Déjà présente dans les villes sous forme de squares, jardins, parcs, arbres d’alignement… la végétation grimpe maintenant aux façades des murs d’immeubles, envahit les toits, court les rues, fleurit dans des bacs hors-sol, parfume les terrasses… L’intérêt de ces éléments naturels au sein d’un milieu fortement artificialisé et imperméabilisé est de créer un microclimat spécifique qui affecte autant les caractéristiques de l’air que les échanges avec l’atmosphère. Penser à des organisations moins denses, comme la ville végétalisée, fait partie de stratégies nouvelles, développées pour atténuer les températures, piéger les polluants de l’air et améliorer la santé de la population.
 
L’Unep réalisait en 2016 une étude avec l’Ifop « Ville en vert, Ville en vie : un nouveau modèle de société » d’où il ressortait que dans une société de plus en plus urbanisée, où un Français sur trois n’a pas de jardin, réévaluer la place de la nature dans la cité est un enjeu crucial.
 
Le résultat-phare de l’enquête montre que les Français estiment que la création d’espaces verts devrait être la priorité n°1 de leur ville - devant la crèche et les équipements culturels et sportifs ! Ils sont également plus de 8 sur 10 à considérer la proximité des espaces verts comme un critère déterminant dans leur recherche de logement.
À une époque où les rythmes de vie s’accélèrent, nos concitoyens sont de plus en plus nombreux à profiter des parcs et jardins publics pour un moment de « farniente » au soleil… ou un moment de partage et de convivialité en famille ou entre amis.
Deuxième résultat de l’enquête, plus léger, qui en dit long sur les attentes des Français dévoile que, lorsqu’on leur demande d’imaginer la ville idéale du futur, ils rêvent d’une ville « écolo », « végétale » et « spacieuse ». Loin des clichés de la science-fiction où les espaces urbains sont systématiquement denses, minéraux et hyper connectés, les Français aspirent à une cité où le végétal est roi.
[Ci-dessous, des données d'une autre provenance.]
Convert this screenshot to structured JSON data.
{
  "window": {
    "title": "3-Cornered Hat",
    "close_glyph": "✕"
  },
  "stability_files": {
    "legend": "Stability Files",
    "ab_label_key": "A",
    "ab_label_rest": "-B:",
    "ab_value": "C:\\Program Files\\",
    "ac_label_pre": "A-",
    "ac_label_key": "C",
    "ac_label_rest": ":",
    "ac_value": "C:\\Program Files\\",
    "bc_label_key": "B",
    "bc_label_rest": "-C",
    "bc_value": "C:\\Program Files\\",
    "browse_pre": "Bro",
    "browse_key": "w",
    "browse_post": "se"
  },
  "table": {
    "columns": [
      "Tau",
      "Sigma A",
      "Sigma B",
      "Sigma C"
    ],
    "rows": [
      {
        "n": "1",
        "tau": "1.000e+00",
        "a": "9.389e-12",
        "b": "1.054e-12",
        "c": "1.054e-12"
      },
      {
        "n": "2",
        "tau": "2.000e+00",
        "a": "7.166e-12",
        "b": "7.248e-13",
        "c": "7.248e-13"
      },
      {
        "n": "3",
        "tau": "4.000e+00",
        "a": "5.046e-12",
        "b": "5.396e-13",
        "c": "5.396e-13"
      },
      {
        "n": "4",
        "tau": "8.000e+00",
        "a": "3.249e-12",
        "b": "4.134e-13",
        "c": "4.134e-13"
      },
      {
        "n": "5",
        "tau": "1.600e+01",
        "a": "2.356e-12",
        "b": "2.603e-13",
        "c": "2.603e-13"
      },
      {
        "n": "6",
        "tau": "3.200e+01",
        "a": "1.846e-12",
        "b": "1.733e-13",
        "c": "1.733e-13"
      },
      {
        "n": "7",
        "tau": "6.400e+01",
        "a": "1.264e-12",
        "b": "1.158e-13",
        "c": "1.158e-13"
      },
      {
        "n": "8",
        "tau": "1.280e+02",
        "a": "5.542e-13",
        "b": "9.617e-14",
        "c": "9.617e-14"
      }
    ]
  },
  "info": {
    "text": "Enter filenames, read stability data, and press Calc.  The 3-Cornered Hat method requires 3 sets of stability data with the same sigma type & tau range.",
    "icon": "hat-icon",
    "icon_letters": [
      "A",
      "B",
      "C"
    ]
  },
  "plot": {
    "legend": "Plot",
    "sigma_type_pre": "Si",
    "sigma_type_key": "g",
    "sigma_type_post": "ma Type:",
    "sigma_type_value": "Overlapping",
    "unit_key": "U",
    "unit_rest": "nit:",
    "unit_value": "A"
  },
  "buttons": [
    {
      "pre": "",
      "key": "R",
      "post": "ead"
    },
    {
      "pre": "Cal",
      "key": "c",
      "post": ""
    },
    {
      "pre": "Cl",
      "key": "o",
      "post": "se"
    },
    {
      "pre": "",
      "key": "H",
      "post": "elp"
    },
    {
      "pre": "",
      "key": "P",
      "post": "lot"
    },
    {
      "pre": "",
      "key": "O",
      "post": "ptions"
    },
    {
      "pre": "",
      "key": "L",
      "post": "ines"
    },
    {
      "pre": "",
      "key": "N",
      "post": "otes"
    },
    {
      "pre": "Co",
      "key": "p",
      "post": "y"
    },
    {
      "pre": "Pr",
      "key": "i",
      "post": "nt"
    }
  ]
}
1 arbre = 5,4 tonnes de CO2 retenus par an

Particules fines, poussières et gaz, une fois rejetés dans l’air, forment de véritables nuages toxiques au cœur des villes. La présence du végétal en milieu urbain agit durablement contre cette pollution atmosphérique. Une récente étude menée pour l’Unep "Les Entreprises du Paysage" par le cabinet Asterès (1) révèle ainsi que les grands arbres peuvent retenir jusqu’à 5,4 tonnes de CO2 par an et 20 kg de poussière (1), soit l’équivalent de 600 km de trajet pour un Airbus A320.
Ainsi, selon l’étude « Planting Healthy Air » de l’ONG Nature Conservancy (2), en investissant seulement 3,6 € par habitant dans la plantation d’arbres, les villes pourraient sauver entre 11 000 et 37 000 vies par an, en réduisant la pollution de l’air !
                 
En outre, la minéralisation artificielle des villes retient la chaleur en journée pour la restituer la nuit. Cela se traduit par des pics de chaleur en comparaison aux campagnes environnantes : l’effet des îlots de chaleur urbains accroît les températures de 2,5°C en moyenne. Des écarts allant jusqu’à 8,4°C ont même pu être constatés entre Paris et Melun lors de la canicule en août 2012.
 
En atténuant l’effet de ces îlots de chaleur urbains, les espaces verts permettent de limiter les besoins en climatisation pour les bâtiments collectifs proches (mairies, écoles, bibliothèques…). Une étude réalisée dans la ville de Montréal au Québec a ainsi révélé que la végétalisation des toitures permettait de diviser pratiquement par deux la consommation d’énergie (de 38 % pour les toitures non irriguées et de 47 % pour celles irriguées).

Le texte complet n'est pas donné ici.